Monday, September 28, 2009

Investors sometimes behave irrationally, and so do regulators

Excerpts from: Taming ‘Animal Spirits’ By Kevin Williamson in National Review.


“Animal spirits” is John Maynard Keynes’s abstraction of all that goes into quotidian economic decision-making beyond the rigorously rational pursuit of self-interest. . .

Animal spirits are indeed at play, and mischievously so, both in the marketplace and among those who seek to govern the marketplace. . .

There is no need to address the problems of that passage beyond cataloguing them: We have lots of government intervention in the economy, but employment levels do swing, financial markets have fallen into chaos, scoundrels do flourish with great exuberance, etc. And neither Adam Smith nor his intellectual heirs believe that economic man is an icy rationalist, or even that he is rational, broadly defined. Ludwig von Mises put the idea into theoretical form, but it has long been understood that man acts rationally in the sense that he takes actions that seem to him sensible in order to achieve a certain end, but that end itself may be irrational, erroneous, or criminal: Scientific researchers act rationally to achieve certain ends; so do serial killers, religious fanatics, drug addicts, and Wall Street traders.
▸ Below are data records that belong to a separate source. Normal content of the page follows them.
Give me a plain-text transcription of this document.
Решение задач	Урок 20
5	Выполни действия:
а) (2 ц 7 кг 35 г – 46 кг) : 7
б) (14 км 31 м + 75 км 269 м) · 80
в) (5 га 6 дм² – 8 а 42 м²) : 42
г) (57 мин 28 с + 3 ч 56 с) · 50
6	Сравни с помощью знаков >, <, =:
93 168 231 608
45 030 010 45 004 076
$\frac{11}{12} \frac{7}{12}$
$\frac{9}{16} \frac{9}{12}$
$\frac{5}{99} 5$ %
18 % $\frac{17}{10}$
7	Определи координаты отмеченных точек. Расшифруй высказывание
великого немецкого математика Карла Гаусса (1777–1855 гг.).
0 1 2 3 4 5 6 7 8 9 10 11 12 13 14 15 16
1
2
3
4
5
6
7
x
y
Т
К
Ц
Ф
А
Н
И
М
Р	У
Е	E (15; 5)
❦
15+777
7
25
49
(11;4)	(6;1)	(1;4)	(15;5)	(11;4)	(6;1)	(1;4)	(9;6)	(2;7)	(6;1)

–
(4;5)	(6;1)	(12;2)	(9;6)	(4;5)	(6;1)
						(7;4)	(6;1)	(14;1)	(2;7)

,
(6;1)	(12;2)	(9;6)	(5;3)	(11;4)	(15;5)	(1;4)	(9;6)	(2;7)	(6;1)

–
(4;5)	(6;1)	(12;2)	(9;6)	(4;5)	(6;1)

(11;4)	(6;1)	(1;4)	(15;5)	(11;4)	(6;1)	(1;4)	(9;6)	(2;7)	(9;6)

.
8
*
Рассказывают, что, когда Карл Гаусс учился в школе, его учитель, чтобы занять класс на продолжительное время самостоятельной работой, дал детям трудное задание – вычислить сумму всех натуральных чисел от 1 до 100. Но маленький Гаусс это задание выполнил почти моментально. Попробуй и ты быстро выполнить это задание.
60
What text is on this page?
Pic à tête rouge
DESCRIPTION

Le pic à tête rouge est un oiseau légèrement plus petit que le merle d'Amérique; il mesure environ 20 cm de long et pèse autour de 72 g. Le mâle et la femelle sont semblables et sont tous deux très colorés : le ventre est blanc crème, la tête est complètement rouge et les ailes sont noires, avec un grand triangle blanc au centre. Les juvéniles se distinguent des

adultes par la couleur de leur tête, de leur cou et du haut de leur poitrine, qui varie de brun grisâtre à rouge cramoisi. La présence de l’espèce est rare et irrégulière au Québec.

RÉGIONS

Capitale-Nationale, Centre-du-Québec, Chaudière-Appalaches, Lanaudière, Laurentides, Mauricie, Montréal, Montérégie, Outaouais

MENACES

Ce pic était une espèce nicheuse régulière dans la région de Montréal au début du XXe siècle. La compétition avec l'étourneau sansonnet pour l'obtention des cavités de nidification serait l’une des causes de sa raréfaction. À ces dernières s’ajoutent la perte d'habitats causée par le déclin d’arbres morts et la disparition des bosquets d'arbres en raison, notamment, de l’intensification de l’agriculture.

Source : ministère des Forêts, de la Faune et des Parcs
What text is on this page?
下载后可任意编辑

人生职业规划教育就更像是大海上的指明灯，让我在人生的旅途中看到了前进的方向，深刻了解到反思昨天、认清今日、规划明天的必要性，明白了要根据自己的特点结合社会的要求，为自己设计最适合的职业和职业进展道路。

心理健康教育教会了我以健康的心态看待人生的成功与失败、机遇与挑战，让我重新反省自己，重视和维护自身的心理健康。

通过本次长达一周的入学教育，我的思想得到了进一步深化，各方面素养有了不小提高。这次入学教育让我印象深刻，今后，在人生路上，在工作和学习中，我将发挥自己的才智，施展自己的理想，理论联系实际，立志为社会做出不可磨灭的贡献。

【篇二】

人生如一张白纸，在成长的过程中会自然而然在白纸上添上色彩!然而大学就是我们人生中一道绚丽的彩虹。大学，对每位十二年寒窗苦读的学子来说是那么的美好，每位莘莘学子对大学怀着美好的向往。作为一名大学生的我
The fallacy implicit in the conventional argument for more robust financial regulation is that animal spirits — the whole menagerie of greed, panic, pride, thrill-seeking, irrational exuberance — distort only profit-seeking activity. But they are at least as likely to distort efforts to regulate profit-seeking activity. In truth, the animal spirits of regulators probably are more dangerous than those of Wall Street sharks: Competition and the possibility of economic loss constrain players in the marketplace, but actors in the political realm have the power to compel conformity and uniformity among those under their jurisdiction. The entire economy is yoked to their animal spirits, and the housing bubble was a consequence of that fact. We have bred an especially dangerous hybrid creature in the “too big to fail” private corporation, the bastard offspring of a union between Wall Street’s animal spirits and Washington’s.